Dann brachte Anthropic Opus 5 heraus. Es kostet pro Token nur halb so viel und ist das Modell, auf das Claude Code zurückfällt, wenn Fable eine Anfrage ablehnt. Das wirft für alle, die den Fable-Aufpreis zahlen, die naheliegende Frage auf: Ist das teurere Modell immer noch die richtige Standardeinstellung?

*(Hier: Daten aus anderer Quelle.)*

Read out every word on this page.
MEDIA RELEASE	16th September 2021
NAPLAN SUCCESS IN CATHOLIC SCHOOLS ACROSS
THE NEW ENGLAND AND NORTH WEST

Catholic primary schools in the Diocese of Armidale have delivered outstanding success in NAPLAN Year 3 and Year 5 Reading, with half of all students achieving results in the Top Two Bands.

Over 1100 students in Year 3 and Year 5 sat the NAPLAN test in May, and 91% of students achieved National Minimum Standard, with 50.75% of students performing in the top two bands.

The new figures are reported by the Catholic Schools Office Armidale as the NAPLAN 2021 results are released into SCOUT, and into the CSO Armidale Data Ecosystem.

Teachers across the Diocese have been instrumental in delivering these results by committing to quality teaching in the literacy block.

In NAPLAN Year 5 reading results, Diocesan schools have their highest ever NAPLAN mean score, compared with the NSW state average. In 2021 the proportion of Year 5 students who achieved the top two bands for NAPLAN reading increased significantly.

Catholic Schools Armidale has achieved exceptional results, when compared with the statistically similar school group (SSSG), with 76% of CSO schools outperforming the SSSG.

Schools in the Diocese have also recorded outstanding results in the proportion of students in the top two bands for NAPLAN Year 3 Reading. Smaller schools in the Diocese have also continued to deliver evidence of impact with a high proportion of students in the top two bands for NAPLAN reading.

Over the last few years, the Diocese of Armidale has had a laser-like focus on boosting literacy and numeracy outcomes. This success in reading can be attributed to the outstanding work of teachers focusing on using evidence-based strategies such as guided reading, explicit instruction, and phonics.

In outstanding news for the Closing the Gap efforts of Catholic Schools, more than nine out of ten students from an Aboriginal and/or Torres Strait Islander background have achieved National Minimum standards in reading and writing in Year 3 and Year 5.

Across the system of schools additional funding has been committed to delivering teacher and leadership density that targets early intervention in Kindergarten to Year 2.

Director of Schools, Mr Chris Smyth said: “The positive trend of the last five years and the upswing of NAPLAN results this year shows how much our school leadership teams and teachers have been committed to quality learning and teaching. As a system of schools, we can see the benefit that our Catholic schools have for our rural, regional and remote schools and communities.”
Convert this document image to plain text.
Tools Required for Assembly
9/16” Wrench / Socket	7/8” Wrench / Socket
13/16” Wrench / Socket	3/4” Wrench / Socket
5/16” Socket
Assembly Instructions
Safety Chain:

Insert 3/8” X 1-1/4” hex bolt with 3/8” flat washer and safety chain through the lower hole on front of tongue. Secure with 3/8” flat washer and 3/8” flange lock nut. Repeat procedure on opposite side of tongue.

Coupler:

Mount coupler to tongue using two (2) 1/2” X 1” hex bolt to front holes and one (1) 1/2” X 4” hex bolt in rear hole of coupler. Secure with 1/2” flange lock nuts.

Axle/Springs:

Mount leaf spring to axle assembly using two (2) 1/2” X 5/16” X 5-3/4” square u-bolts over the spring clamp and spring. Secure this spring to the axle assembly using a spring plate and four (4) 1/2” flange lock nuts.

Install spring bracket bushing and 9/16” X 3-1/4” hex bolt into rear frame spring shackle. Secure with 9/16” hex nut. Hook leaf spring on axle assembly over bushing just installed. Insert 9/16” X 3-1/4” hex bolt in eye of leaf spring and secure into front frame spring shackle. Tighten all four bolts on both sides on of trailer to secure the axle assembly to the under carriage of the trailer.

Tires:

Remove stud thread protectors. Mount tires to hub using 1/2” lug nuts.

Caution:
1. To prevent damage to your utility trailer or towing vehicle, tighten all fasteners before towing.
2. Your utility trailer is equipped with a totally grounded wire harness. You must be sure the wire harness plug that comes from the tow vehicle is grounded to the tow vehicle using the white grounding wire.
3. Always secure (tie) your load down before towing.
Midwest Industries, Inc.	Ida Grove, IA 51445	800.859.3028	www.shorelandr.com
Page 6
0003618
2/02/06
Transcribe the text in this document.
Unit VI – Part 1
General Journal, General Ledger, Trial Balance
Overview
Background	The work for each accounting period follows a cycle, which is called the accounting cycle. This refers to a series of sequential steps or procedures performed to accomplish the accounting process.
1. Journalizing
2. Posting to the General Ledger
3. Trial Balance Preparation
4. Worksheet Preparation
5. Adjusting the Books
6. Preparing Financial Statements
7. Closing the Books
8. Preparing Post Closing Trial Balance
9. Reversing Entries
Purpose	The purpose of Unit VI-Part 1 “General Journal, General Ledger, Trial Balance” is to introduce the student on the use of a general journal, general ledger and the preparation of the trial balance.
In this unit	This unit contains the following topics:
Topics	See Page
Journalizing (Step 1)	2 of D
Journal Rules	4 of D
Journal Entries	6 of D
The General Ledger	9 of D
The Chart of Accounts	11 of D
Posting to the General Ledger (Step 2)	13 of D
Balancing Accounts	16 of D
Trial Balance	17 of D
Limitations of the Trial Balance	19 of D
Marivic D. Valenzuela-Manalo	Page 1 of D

Also habe ich beide Modelle mit derselben Aufgabe konfrontiert und Kosten, Tempo, Korrektheit und Qualität des Ergebnisses verglichen. Dieser Beitrag bricht die Resultate auf.
Einführung in Claude-Modelle
Was ist Fable 5?
Fable 5 ist ein codingfokussiertes Modell aus der Claude-5-Familie von Anthropic, veröffentlicht am 9. Juni 2026. Es erschien zusammen mit Mythos 5, einem Schwester-Modell ohne Sicherheitsklassifizierer, das Anthropic nur einer kleinen Zahl verifizierter Organisationen anbot. Eine vollständige Übersicht zum Release und zu Fable 5 im Benchmark-Vergleich findest du in unserem dedizierten Fable-5-Guide.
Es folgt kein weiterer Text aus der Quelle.